Pakistan says nukes are safe
Islamabad - Pakistan insisted on Tuesday its nuclear weapons were fully safe and secure and it would not accept any "discriminatory treatment" that undermined its strategic deterrence.
A cache of US diplomatic cables released recently showed widespread international concern about the safety of Pakistan's nuclear arsenal.
The cables released by WikiLeaks said that the United States had been secretly trying to convince Pakistan to allow it to remove the uranium because of fears the nuclear material might be stolen or diverted, but Pakistan turned down the request.
Pakistan's nuclear watchdog said that its security measures were second to none.
"As a nuclear weapon state, Pakistan is fully cognisant of its responsibilities, and has established effective and robust command and control structures and comprehensive export control and regulatory regimes," the Nuclear Command Authority (NCA) said in a statement after a meeting chaired by Prime Minister Yusuf Raza Gilani.
"These (safety measures) are fully compatible with international best practices and global regimes - and are acknowledged internationally."
Pakistan, which tested its nuclear device in May 1998 days after similar tests by rival India, is a major US ally in the fight against al-Qaeda and Taliban but its western allies have repeatedly raised concerns over its stability.
In a September 2009 cable, Britain expressed "deep concerns" about the security of Pakistan's nuclear weapons and said China - which helped Pakistan build its main nuclear power generation facility - could play a role in stabilising Pakistan.

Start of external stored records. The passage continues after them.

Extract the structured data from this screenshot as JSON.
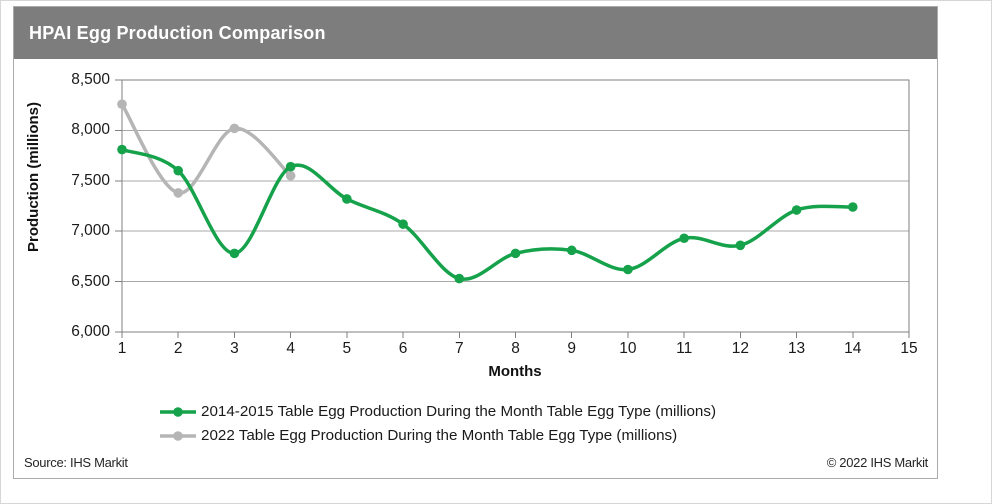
{
  "header": {
    "title": "HPAI Egg Production Comparison"
  },
  "chart_data": {
    "type": "line",
    "title": "HPAI Egg Production Comparison",
    "xlabel": "Months",
    "ylabel": "Production (millions)",
    "xlim": [
      1,
      15
    ],
    "ylim": [
      6000,
      8500
    ],
    "x_ticks": [
      1,
      2,
      3,
      4,
      5,
      6,
      7,
      8,
      9,
      10,
      11,
      12,
      13,
      14,
      15
    ],
    "y_ticks": [
      6000,
      6500,
      7000,
      7500,
      8000,
      8500
    ],
    "y_tick_labels": [
      "6,000",
      "6,500",
      "7,000",
      "7,500",
      "8,000",
      "8,500"
    ],
    "grid": true,
    "smooth_lines": true,
    "markers": true,
    "legend_position": "bottom",
    "series": [
      {
        "name": "2014-2015 Table Egg Production During the Month Table Egg Type (millions)",
        "color": "#15a24b",
        "x": [
          1,
          2,
          3,
          4,
          5,
          6,
          7,
          8,
          9,
          10,
          11,
          12,
          13,
          14
        ],
        "values": [
          7810,
          7600,
          6780,
          7640,
          7320,
          7070,
          6530,
          6780,
          6810,
          6620,
          6930,
          6860,
          7210,
          7240
        ]
      },
      {
        "name": "2022 Table Egg Production During the Month Table Egg Type  (millions)",
        "color": "#b5b5b5",
        "x": [
          1,
          2,
          3,
          4
        ],
        "values": [
          8260,
          7380,
          8020,
          7550
        ]
      }
    ]
  },
  "footer": {
    "source": "Source: IHS Markit",
    "copyright": "© 2022 IHS Markit"
  },
  "colors": {
    "header_background": "#7d7d7d",
    "title_text": "#ffffff",
    "gridline": "#a8a8a8",
    "axis": "#7f7f7f",
    "series_green": "#15a24b",
    "series_gray": "#b5b5b5"
  }
}
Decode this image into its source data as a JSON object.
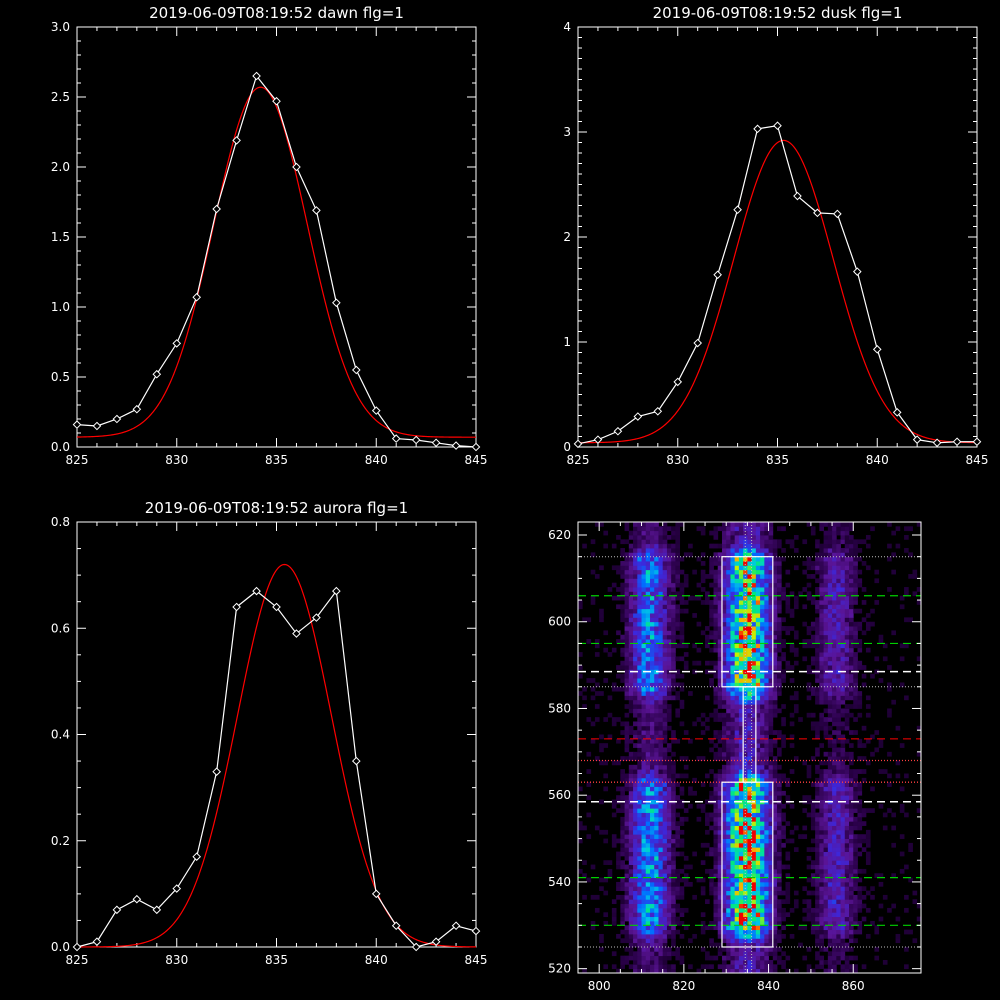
{
  "colors": {
    "background": "#000000",
    "axes": "#ffffff",
    "measured": "#ffffff",
    "fit": "#ff0000",
    "dash_green": "#00d000",
    "dash_white": "#ffffff",
    "dash_red": "#ff0000",
    "dot_red": "#ff4040",
    "dot_white": "#c0c0c0"
  },
  "chart_data": [
    {
      "type": "line",
      "title": "2019-06-09T08:19:52 dawn flg=1",
      "xlim": [
        825,
        845
      ],
      "ylim": [
        0,
        3
      ],
      "xticks": [
        "825",
        "830",
        "835",
        "840",
        "845"
      ],
      "yticks": [
        "0.0",
        "0.5",
        "1.0",
        "1.5",
        "2.0",
        "2.5",
        "3.0"
      ],
      "series": [
        {
          "role": "measured",
          "marker": "diamond",
          "x": [
            825,
            826,
            827,
            828,
            829,
            830,
            831,
            832,
            833,
            834,
            835,
            836,
            837,
            838,
            839,
            840,
            841,
            842,
            843,
            844,
            845
          ],
          "y": [
            0.16,
            0.15,
            0.2,
            0.27,
            0.52,
            0.74,
            1.07,
            1.7,
            2.19,
            2.65,
            2.47,
            2.0,
            1.69,
            1.03,
            0.55,
            0.26,
            0.06,
            0.05,
            0.03,
            0.01,
            0.0
          ]
        },
        {
          "role": "fit",
          "gauss": {
            "amp": 2.5,
            "center": 834.2,
            "sigma": 2.35,
            "base": 0.07
          }
        }
      ]
    },
    {
      "type": "line",
      "title": "2019-06-09T08:19:52 dusk flg=1",
      "xlim": [
        825,
        845
      ],
      "ylim": [
        0,
        4
      ],
      "xticks": [
        "825",
        "830",
        "835",
        "840",
        "845"
      ],
      "yticks": [
        "0",
        "1",
        "2",
        "3",
        "4"
      ],
      "series": [
        {
          "role": "measured",
          "marker": "diamond",
          "x": [
            825,
            826,
            827,
            828,
            829,
            830,
            831,
            832,
            833,
            834,
            835,
            836,
            837,
            838,
            839,
            840,
            841,
            842,
            843,
            844,
            845
          ],
          "y": [
            0.03,
            0.07,
            0.15,
            0.29,
            0.34,
            0.62,
            0.99,
            1.64,
            2.26,
            3.03,
            3.06,
            2.39,
            2.23,
            2.22,
            1.67,
            0.93,
            0.33,
            0.07,
            0.04,
            0.05,
            0.05
          ]
        },
        {
          "role": "fit",
          "gauss": {
            "amp": 2.88,
            "center": 835.3,
            "sigma": 2.5,
            "base": 0.04
          }
        }
      ]
    },
    {
      "type": "line",
      "title": "2019-06-09T08:19:52 aurora flg=1",
      "xlim": [
        825,
        845
      ],
      "ylim": [
        0,
        0.8
      ],
      "xticks": [
        "825",
        "830",
        "835",
        "840",
        "845"
      ],
      "yticks": [
        "0.0",
        "0.2",
        "0.4",
        "0.6",
        "0.8"
      ],
      "series": [
        {
          "role": "measured",
          "marker": "diamond",
          "x": [
            825,
            826,
            827,
            828,
            829,
            830,
            831,
            832,
            833,
            834,
            835,
            836,
            837,
            838,
            839,
            840,
            841,
            842,
            843,
            844,
            845
          ],
          "y": [
            0.0,
            0.01,
            0.07,
            0.09,
            0.07,
            0.11,
            0.17,
            0.33,
            0.64,
            0.67,
            0.64,
            0.59,
            0.62,
            0.67,
            0.35,
            0.1,
            0.04,
            0.0,
            0.01,
            0.04,
            0.03
          ]
        },
        {
          "role": "fit",
          "gauss": {
            "amp": 0.72,
            "center": 835.4,
            "sigma": 2.35,
            "base": 0.0
          }
        }
      ]
    },
    {
      "type": "heatmap",
      "title": "",
      "xlim": [
        795,
        876
      ],
      "ylim": [
        519,
        623
      ],
      "xticks": [
        "800",
        "820",
        "840",
        "860"
      ],
      "yticks": [
        "520",
        "540",
        "560",
        "580",
        "600",
        "620"
      ],
      "emission_columns": [
        {
          "center": 812,
          "width": 3.2,
          "strength": 0.55
        },
        {
          "center": 835,
          "width": 3.6,
          "strength": 0.95
        },
        {
          "center": 856,
          "width": 3.0,
          "strength": 0.3
        }
      ],
      "emission_bands": [
        {
          "y_from": 530,
          "y_to": 562,
          "strength": 1.0
        },
        {
          "y_from": 585,
          "y_to": 614,
          "strength": 0.9
        }
      ],
      "boxes": [
        {
          "x": [
            829,
            841
          ],
          "y": [
            525,
            563
          ]
        },
        {
          "x": [
            829,
            841
          ],
          "y": [
            585,
            615
          ]
        },
        {
          "x": [
            834,
            837
          ],
          "y": [
            563,
            585
          ]
        }
      ],
      "hlines": [
        {
          "y": 615,
          "style": "dot_white"
        },
        {
          "y": 606,
          "style": "dash_green"
        },
        {
          "y": 595,
          "style": "dash_green"
        },
        {
          "y": 588.5,
          "style": "dash_white"
        },
        {
          "y": 585,
          "style": "dot_white"
        },
        {
          "y": 573,
          "style": "dash_red"
        },
        {
          "y": 568,
          "style": "dot_red"
        },
        {
          "y": 563,
          "style": "dot_red"
        },
        {
          "y": 558.5,
          "style": "dash_white"
        },
        {
          "y": 541,
          "style": "dash_green"
        },
        {
          "y": 530,
          "style": "dash_green"
        },
        {
          "y": 525,
          "style": "dot_white"
        }
      ],
      "vlines": [
        {
          "x": 834.5,
          "style": "dot_white"
        },
        {
          "x": 836,
          "style": "dot_white"
        }
      ]
    }
  ]
}
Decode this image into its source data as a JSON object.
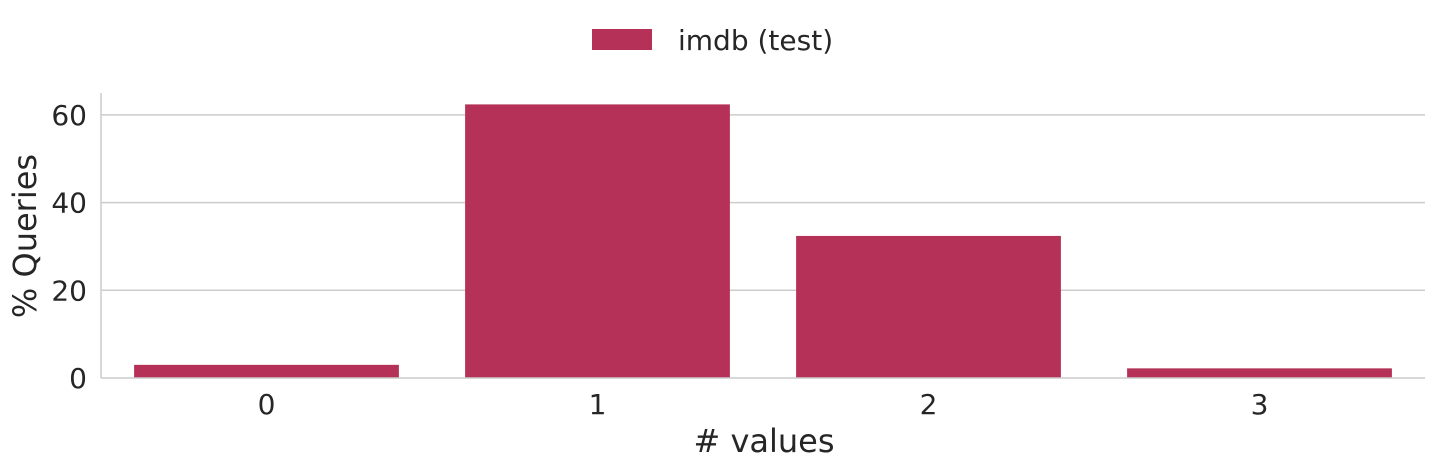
{
  "chart_data": {
    "type": "bar",
    "categories": [
      "0",
      "1",
      "2",
      "3"
    ],
    "series": [
      {
        "name": "imdb (test)",
        "values": [
          3.0,
          62.4,
          32.4,
          2.2
        ],
        "color": "#b53158"
      }
    ],
    "xlabel": "# values",
    "ylabel": "% Queries",
    "ylim": [
      0,
      65
    ],
    "yticks": [
      0,
      20,
      40,
      60
    ],
    "grid": "horizontal",
    "legend_position": "top-center"
  }
}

The statement by NCA came two days ahead of the visit of Chinese Prime Minister Wen Jiabao to India and Pakistan.
Pakistan wants a civilian nuclear agreement with the United States similar to the US agreement struck with India in 2008, but Washington has been reluctant to do so partly because of concerns over the case of Pakistan's top nuclear scientist, Abdul Qadeer Khan, who transferred nuclear secrets to North Korea, Iran and Iraq.
In a thinly veiled reference to the US-India nuclear deal, the NCA expressed concerns over "policies and trends of selectivity, exceptionalism and discrimination relating to strategic export control regimes".
"The NCA categorically reiterated that Pakistan will never accept discriminatory treatment and that it rejects any effort to undermine its strategic deterrence."